Implantes cigomáticos QUAD
Técnica cigoma cuádruple (QUAD): evita las complicaciones de los implantes alveolares y refuerza el anclaje duplicando los implantes cigomáticos (2 por cada lado).

 


Dr. Javier Mareque Bueno, director de MAXILONET
Dr. Javier Mareque Bueno, director de MAXILONET

Tras haber obtenido la especialidad en Cirugía Oral y Maxilofacial en el Hospital Valle de Hebrón y el doctorado en Medicina en la UAB, Javier Mareque comenzó una etapa dedicada al trabajo asistencial (en Maxilonet, centro que él mismo dirige) que actualmente compagina con la investigación.
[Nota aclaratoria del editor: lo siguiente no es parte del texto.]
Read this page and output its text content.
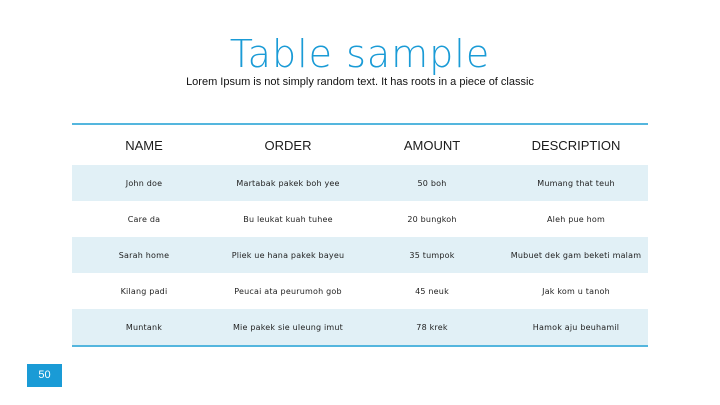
Table sample
Lorem Ipsum is not simply random text. It has roots in a piece of classic
NAME	ORDER	AMOUNT	DESCRIPTION
John doe	Martabak pakek boh yee	50 boh	Mumang that teuh
Care da	Bu leukat kuah tuhee	20 bungkoh	Aleh pue hom
Sarah home	Pliek ue hana pakek bayeu	35 tumpok	Mubuet dek gam beketi malam
Kilang padi	Peucai ata peurumoh gob	45 neuk	Jak kom u tanoh
Muntank	Mie pakek sie uleung imut	78 krek	Hamok aju beuhamil
50
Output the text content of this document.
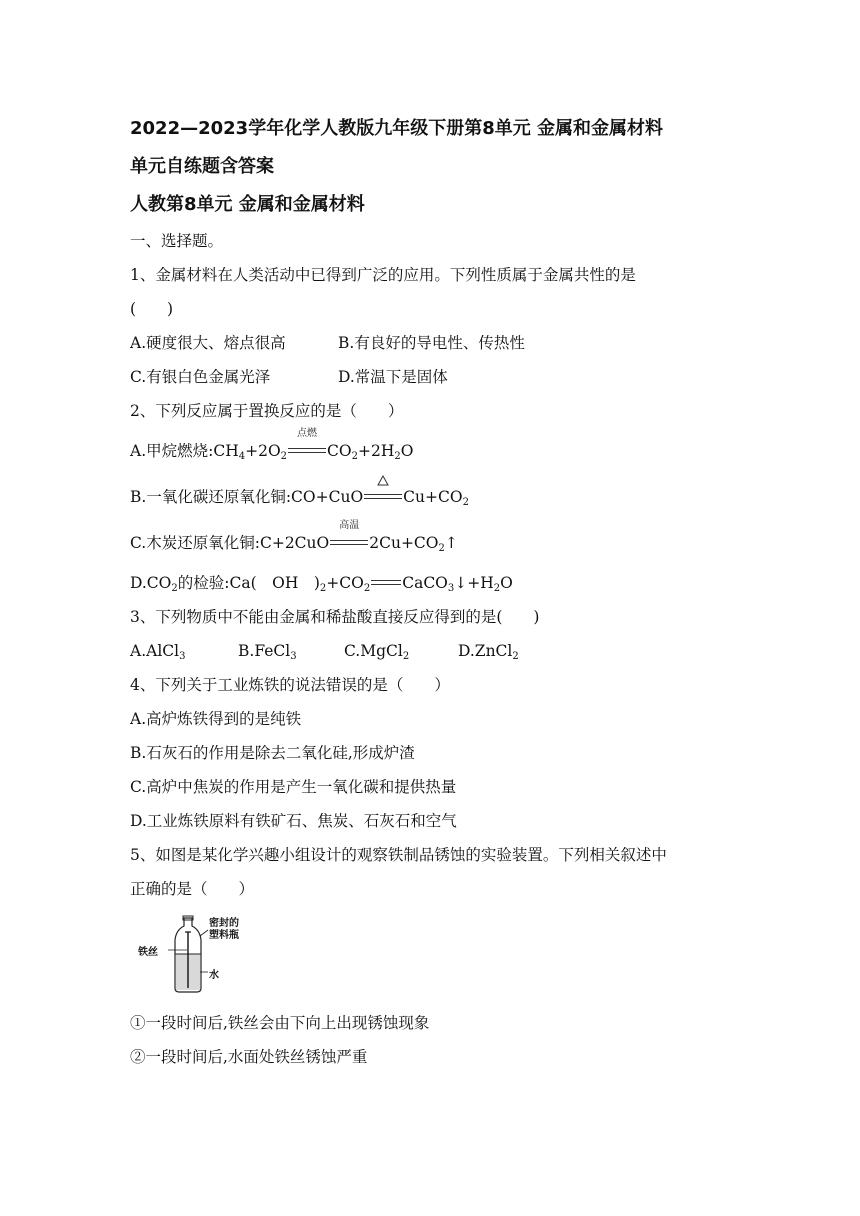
2022—2023学年化学人教版九年级下册第8单元 金属和金属材料
单元自练题含答案
人教第8单元 金属和金属材料
一、选择题。
1、金属材料在人类活动中已得到广泛的应用。下列性质属于金属共性的是
(　　)
A.硬度很大、熔点很高	B.有良好的导电性、传热性
C.有银白色金属光泽	D.常温下是固体
2、下列反应属于置换反应的是（　　）
A.甲烷燃烧$:CH_4+2O_2$
点燃
$CO_2+2H_2O$
B.一氧化碳还原氧化铜:CO+CuO	$Cu+CO_2$
C.木炭还原氧化铜:C+2CuO
高温
$2Cu+CO_2↑$
$D.CO_2$的检验:Ca(　OH　)$_2+CO_2$ $CaCO_3↓+H_2O$
3、下列物质中不能由金属和稀盐酸直接反应得到的是(　　)
A.AlCl$_3$	B.FeCl$_3$	C.MgCl$_2$	D.ZnCl$_2$
4、下列关于工业炼铁的说法错误的是（　　）
A.高炉炼铁得到的是纯铁
B.石灰石的作用是除去二氧化硅,形成炉渣
C.高炉中焦炭的作用是产生一氧化碳和提供热量
D.工业炼铁原料有铁矿石、焦炭、石灰石和空气
5、如图是某化学兴趣小组设计的观察铁制品锈蚀的实验装置。下列相关叙述中
正确的是（　　）
铁丝
密封的
塑料瓶
水
①一段时间后,铁丝会由下向上出现锈蚀现象
②一段时间后,水面处铁丝锈蚀严重
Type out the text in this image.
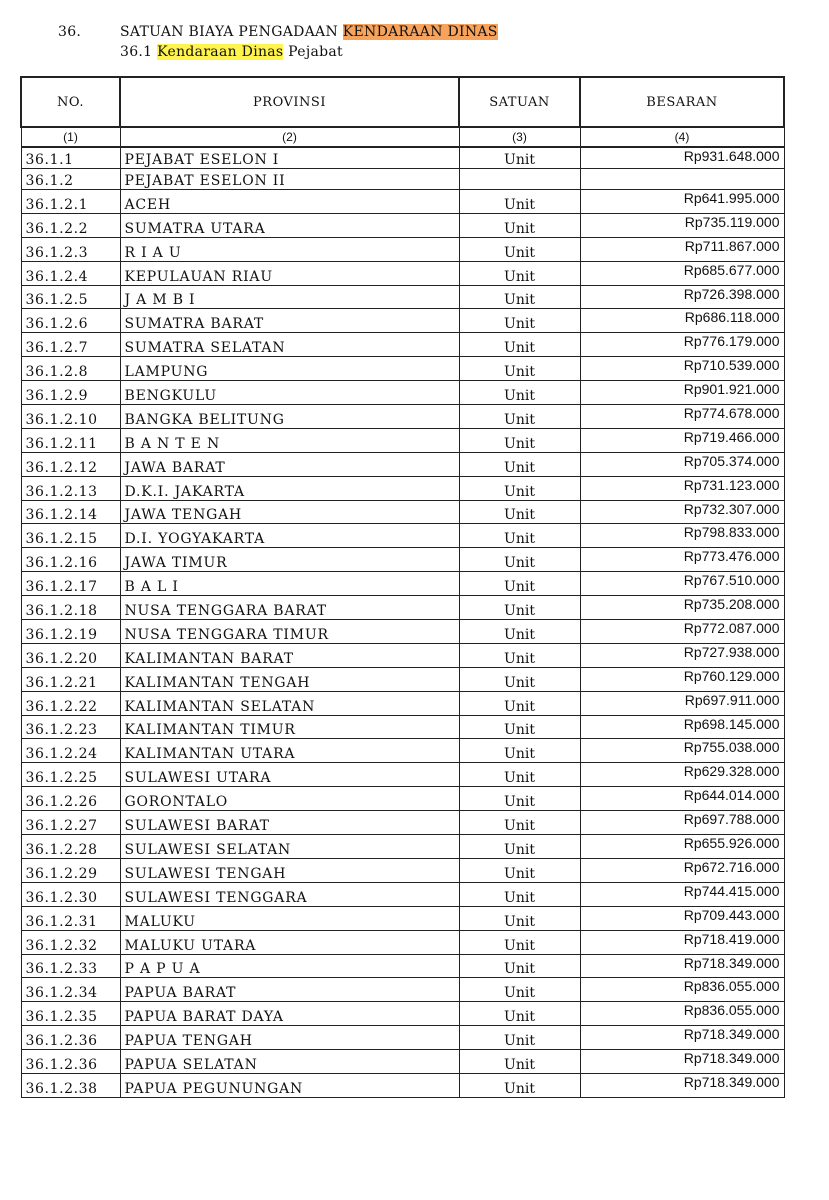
36.	SATUAN BIAYA PENGADAAN KENDARAAN DINAS
36.1 Kendaraan Dinas Pejabat
NO.	PROVINSI	SATUAN	BESARAN
(1)	(2)	(3)	(4)
36.1.1	PEJABAT ESELON I	Unit	Rp931.648.000
36.1.2	PEJABAT ESELON II		
36.1.2.1	ACEH	Unit	Rp641.995.000
36.1.2.2	SUMATRA UTARA	Unit	Rp735.119.000
36.1.2.3	R I A U	Unit	Rp711.867.000
36.1.2.4	KEPULAUAN RIAU	Unit	Rp685.677.000
36.1.2.5	J A M B I	Unit	Rp726.398.000
36.1.2.6	SUMATRA BARAT	Unit	Rp686.118.000
36.1.2.7	SUMATRA SELATAN	Unit	Rp776.179.000
36.1.2.8	LAMPUNG	Unit	Rp710.539.000
36.1.2.9	BENGKULU	Unit	Rp901.921.000
36.1.2.10	BANGKA BELITUNG	Unit	Rp774.678.000
36.1.2.11	B A N T E N	Unit	Rp719.466.000
36.1.2.12	JAWA BARAT	Unit	Rp705.374.000
36.1.2.13	D.K.I. JAKARTA	Unit	Rp731.123.000
36.1.2.14	JAWA TENGAH	Unit	Rp732.307.000
36.1.2.15	D.I. YOGYAKARTA	Unit	Rp798.833.000
36.1.2.16	JAWA TIMUR	Unit	Rp773.476.000
36.1.2.17	B A L I	Unit	Rp767.510.000
36.1.2.18	NUSA TENGGARA BARAT	Unit	Rp735.208.000
36.1.2.19	NUSA TENGGARA TIMUR	Unit	Rp772.087.000
36.1.2.20	KALIMANTAN BARAT	Unit	Rp727.938.000
36.1.2.21	KALIMANTAN TENGAH	Unit	Rp760.129.000
36.1.2.22	KALIMANTAN SELATAN	Unit	Rp697.911.000
36.1.2.23	KALIMANTAN TIMUR	Unit	Rp698.145.000
36.1.2.24	KALIMANTAN UTARA	Unit	Rp755.038.000
36.1.2.25	SULAWESI UTARA	Unit	Rp629.328.000
36.1.2.26	GORONTALO	Unit	Rp644.014.000
36.1.2.27	SULAWESI BARAT	Unit	Rp697.788.000
36.1.2.28	SULAWESI SELATAN	Unit	Rp655.926.000
36.1.2.29	SULAWESI TENGAH	Unit	Rp672.716.000
36.1.2.30	SULAWESI TENGGARA	Unit	Rp744.415.000
36.1.2.31	MALUKU	Unit	Rp709.443.000
36.1.2.32	MALUKU UTARA	Unit	Rp718.419.000
36.1.2.33	P A P U A	Unit	Rp718.349.000
36.1.2.34	PAPUA BARAT	Unit	Rp836.055.000
36.1.2.35	PAPUA BARAT DAYA	Unit	Rp836.055.000
36.1.2.36	PAPUA TENGAH	Unit	Rp718.349.000
36.1.2.36	PAPUA SELATAN	Unit	Rp718.349.000
36.1.2.38	PAPUA PEGUNUNGAN	Unit	Rp718.349.000
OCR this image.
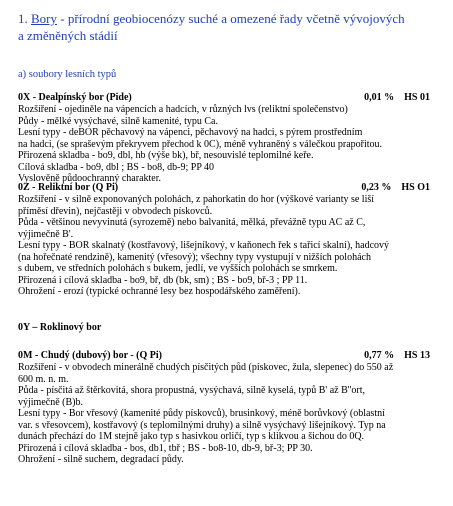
1. Bory - přírodní geobiocenózy suché a omezené řady včetně vývojových
a změněných stádií
a) soubory lesních typů
0X - Dealpínský bor (Pide)	0,01 % HS 01
Rozšíření - ojediněle na vápencích a hadcích, v různých lvs (reliktní společenstvo)
Půdy - mělké vysýchavé, silně kamenité, typu Ca.
Lesní typy - deBOR pěchavový na vápenci, pěchavový na hadci, s pýrem prostředním
na hadci, (se spraševým překryvem přechod k 0C), méně vyhraněný s válečkou prapořitou.
Přirozená skladba - bo9, dbl, hb (výše bk), bř, nesouvislé teplomilné keře.
Cílová skladba - bo9, dbl ; BS - bo8, db-9; PP 40
Vyslověně půdoochranný charakter.
0Z - Reliktní bor (Q Pi)	0,23 % HS O1
Rozšíření - v silně exponovaných polohách, z pahorkatin do hor (výškové varianty se liší
příměsí dřevin), nejčastěji v obvodech pískovců.
Půda - většinou nevyvinutá (syrozemě) nebo balvanitá, mělká, převážně typu AC až C,
výjimečně B'.
Lesní typy - BOR skalnatý (kostřavový, lišejníkový, v kaňonech řek s tařicí skalní), hadcový
(na hořečnaté rendzině), kamenitý (vřesový); všechny typy vystupují v nižších polohách
s dubem, ve středních polohách s bukem, jedlí, ve vyšších polohách se smrkem.
Přirozená i cílová skladba - bo9, bř, db (bk, sm) ; BS - bo9, bř-3 ; PP 11.
Ohrožení - erozí (typické ochranné lesy bez hospodářského zaměření).
0Y – Roklinový bor
0M - Chudý (dubový) bor - (Q Pi)	0,77 % HS 13
Rozšíření - v obvodech minerálně chudých písčitých půd (pískovec, žula, slepenec) do 550 až
600 m. n. m.
Půda - písčitá až štěrkovitá, shora propustná, vysýchavá, silně kyselá, typů B' až B''ort,
výjimečně (B)b.
Lesní typy - Bor vřesový (kamenité půdy pískovců), brusinkový, méně borůvkový (oblastní
var. s vřesovcem), kostřavový (s teplomilnými druhy) a silně vysýchavý lišejníkový. Typ na
dunách přechází do 1M stejně jako typ s hasivkou orličí, typ s klikvou a šichou do 0Q.
Přirozená i cílová skladba - bos, db1, tbř ; BS - bo8-10, db-9, bř-3; PP 30.
Ohrožení - silně suchem, degradací půdy.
Aún vinculado al mundo académico, tanto por la UIC como por la UCAM, ha dirigido varias tesis doctorales en diferentes líneas de investigación clínica, así como en ciencias básicas, desde los probióticos a la implantología o la cirugía ortognática.


Referencia: “Estudio de la rehabilitación del maxilar atrófico con implantes cigomáticos. Comparación del protocolo Branemark vs. el Zygoma QUAD”, Departamento de Ciencias de la Salud de la Facultad de Odontología de la Universidad Católica San Antonio (UCAM), Murcia. Directores: José Luís Cardo Girado y Carlos Pérez Albacete Martínez.